Her ne kadar kadrosundan eksilmeler de olsa, geniş kitlelere hitap eden bilişim yayıncılığı denince hâlâ shiftdelete.net en iyisi. Açık ara... Tartışmasız. Dolayısıyla hem sunduğu video içerikler hem de testlerle birçok alanda barındırdığı alanında en iyileri başarılı şekilde içeriğe çeviriyor. Tabii bu cart diye olmadı, yıllarca süründük: Firmalar ürün göndermiyor... kısmını geçtim, sallamayanlar ve Hakkı'ya (Alkan) "sen sat o siteyi o para getirmez" diyen vizyon özürlü mallarla uğraşmak ayrı bir dertti. Eh sonunda ciddi bir yayın ve kardeş yayınlarla (ve şu an bahsetmeyeceğim kardeş projelerle) birlikte ciddi bir yayıncı kuruluş söz konusu. Peki bunun karşılığında, yayıncılığı bilen ama henüz düşük bir okur kitlesine sahip bir kurumdaki editör, nasıl bir terbiyesizlik yapabiliyor? Bunu da anlatayım.


Büyüyün de gelin arkadaşım

Devenin nalı...


Bir arkadaşım malum (veya kimine göre meçhul) sitede çalışmak için başvuru yapıyor, ve bir mülakata alınıyor. Editör kişi arkadaşımla görüşürken "nereleri takip ediyorsunuz" gibisinden bir soru yöneltiyor. Eh, arkadaş da daha önce saydığım sebeplerden ötürü olsa gerek, ShiftDelete.Net'ten bahsediyor. Olay bundan sonra: Birden soğuk bir hava esiyor ve ortamı buz kesiyor. Sonuç: Kısa süren toplantıdan sonra arkadaşımıza veda ediliyor.

Öneri

Cin olmadan adam çarpmayın. Büyük medyanın desteğinin her zaman doğrudan bağlantıyla artırılan sayfa görüntülenme sayısına tekabül etmeyeceği ve bu desteklerin cart diye kesilebileceğini unutmayın. Yöneticilerden çalışanlara kadar herkesin bu minicik iş kolunda biriirini desteklemesini ve kıskançlık ve çekememezlik yerine dayanışma gerektiğini de unutmayın.


Vurun Abalıya!


Linç kültürü artık ne hallere gelmiş, nasıl nezih çalışmaları desteklediğini söyleyen düşüncesiz insanlar türemiş, buyrun burada görün! Artık Richard Dawkins bile kalmamış ortada, anamız babamız karışmamış sadece. :)

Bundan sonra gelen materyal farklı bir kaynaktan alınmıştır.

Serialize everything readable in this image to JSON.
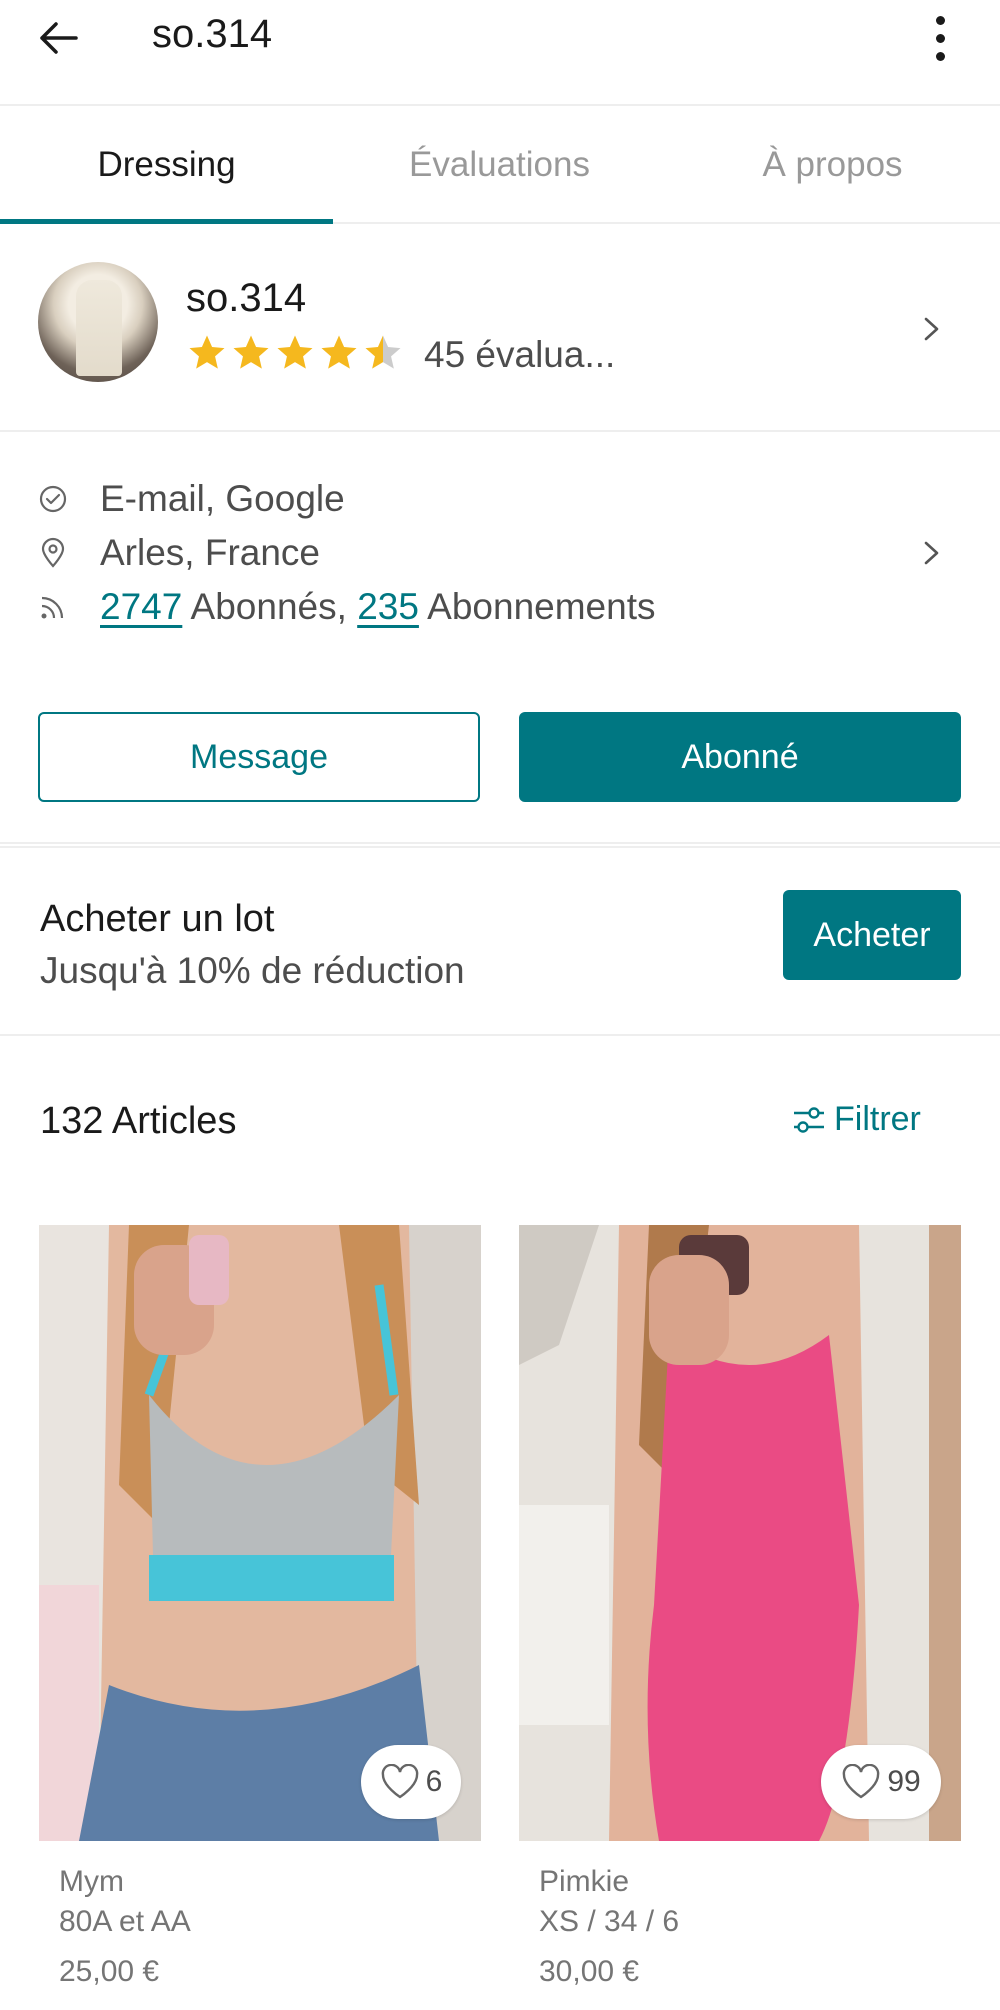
{
  "header": {
    "title": "so.314"
  },
  "tabs": [
    {
      "label": "Dressing",
      "active": true
    },
    {
      "label": "Évaluations",
      "active": false
    },
    {
      "label": "À propos",
      "active": false
    }
  ],
  "profile": {
    "name": "so.314",
    "rating": 4.5,
    "rating_max": 5,
    "rating_count_label": "45 évalua..."
  },
  "info": {
    "verified": "E-mail, Google",
    "location": "Arles, France",
    "followers_count": "2747",
    "followers_label": " Abonnés, ",
    "following_count": "235",
    "following_label": " Abonnements"
  },
  "actions": {
    "message_label": "Message",
    "follow_label": "Abonné"
  },
  "bundle": {
    "title": "Acheter un lot",
    "subtitle": "Jusqu'à 10% de réduction",
    "buy_label": "Acheter"
  },
  "items_header": {
    "count_label": "132 Articles",
    "filter_label": "Filtrer"
  },
  "items": [
    {
      "brand": "Mym",
      "size": "80A et AA",
      "price": "25,00 €",
      "favorites": "6"
    },
    {
      "brand": "Pimkie",
      "size": "XS / 34 / 6",
      "price": "30,00 €",
      "favorites": "99"
    }
  ],
  "colors": {
    "accent": "#007782",
    "star": "#f5b81e",
    "star_empty": "#cccccc"
  },
  "icons": [
    "back-arrow-icon",
    "more-vertical-icon",
    "star-icon",
    "chevron-right-icon",
    "verified-check-icon",
    "location-pin-icon",
    "rss-icon",
    "filter-sliders-icon",
    "heart-icon"
  ]
}
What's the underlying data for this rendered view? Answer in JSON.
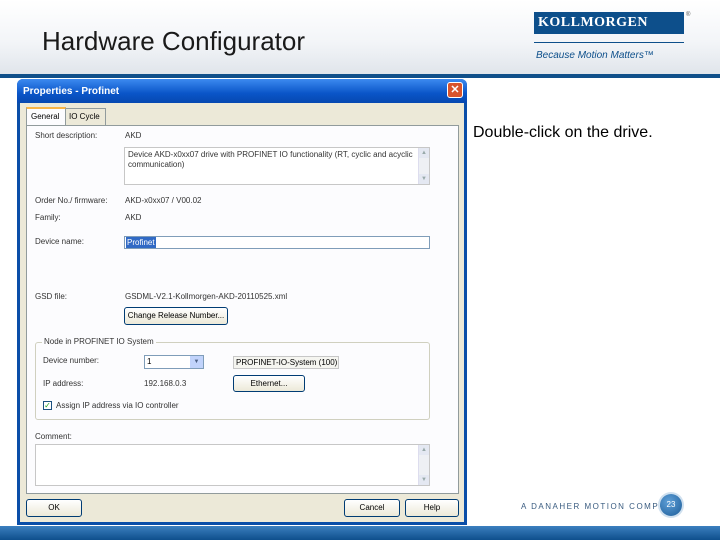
{
  "slide": {
    "title": "Hardware Configurator",
    "caption": "Double-click on the drive.",
    "logo_text": "KOLLMORGEN",
    "logo_tm": "®",
    "tagline": "Because Motion Matters™",
    "footer_brand": "A DANAHER MOTION COMPANY",
    "page_number": "23"
  },
  "dialog": {
    "title": "Properties - Profinet",
    "close_glyph": "✕",
    "tabs": [
      {
        "label": "General",
        "active": true
      },
      {
        "label": "IO Cycle",
        "active": false
      }
    ],
    "general": {
      "short_description_label": "Short description:",
      "short_description_value": "AKD",
      "description_text": "Device AKD-x0xx07 drive with PROFINET IO functionality (RT, cyclic and acyclic communication)",
      "order_label": "Order No./ firmware:",
      "order_value": "AKD-x0xx07 / V00.02",
      "family_label": "Family:",
      "family_value": "AKD",
      "device_name_label": "Device name:",
      "device_name_value": "Profinet",
      "gsd_label": "GSD file:",
      "gsd_value": "GSDML-V2.1-Kollmorgen-AKD-20110525.xml",
      "change_release_button": "Change Release Number...",
      "node_group_title": "Node in PROFINET IO System",
      "device_number_label": "Device number:",
      "device_number_value": "1",
      "io_system_value": "PROFINET-IO-System (100)",
      "ip_label": "IP address:",
      "ip_value": "192.168.0.3",
      "ethernet_button": "Ethernet...",
      "assign_checkbox_label": "Assign IP address via IO controller",
      "assign_checked": true,
      "comment_label": "Comment:",
      "comment_value": ""
    },
    "buttons": {
      "ok": "OK",
      "cancel": "Cancel",
      "help": "Help"
    }
  },
  "colors": {
    "brand_blue": "#0d4f8b",
    "xp_title_blue": "#0a55c8",
    "dialog_face": "#ece9d8"
  }
}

Laf aramızda, şu sıralar biraz uzaktan da olsa her türlü özgürlükçü hareketi takip ediyorum (kusura bakmayın, bir süre sadece kendi projelerime vakit ayırmam gerekiyor), gerektiğinde fikren ve bedenen katılım gösteriyorum. Bunun evvelinde bu konularla ilgili yazdım çizdim, hatta koydum geçirdim. Eh, böyle ithamlar bana karşı yapılınca zıvanadan çıktım artık. Vay anasını sayın seyirciler!

Bakalım bu konuya kaç troll gelecek? :) En zevklisi onlarla uğraşmak, veya aslında uğraşmamak.

Not: Bana sataşan kullanıcının adını, kişilik haklarının korunması amacıyla gizliyorum.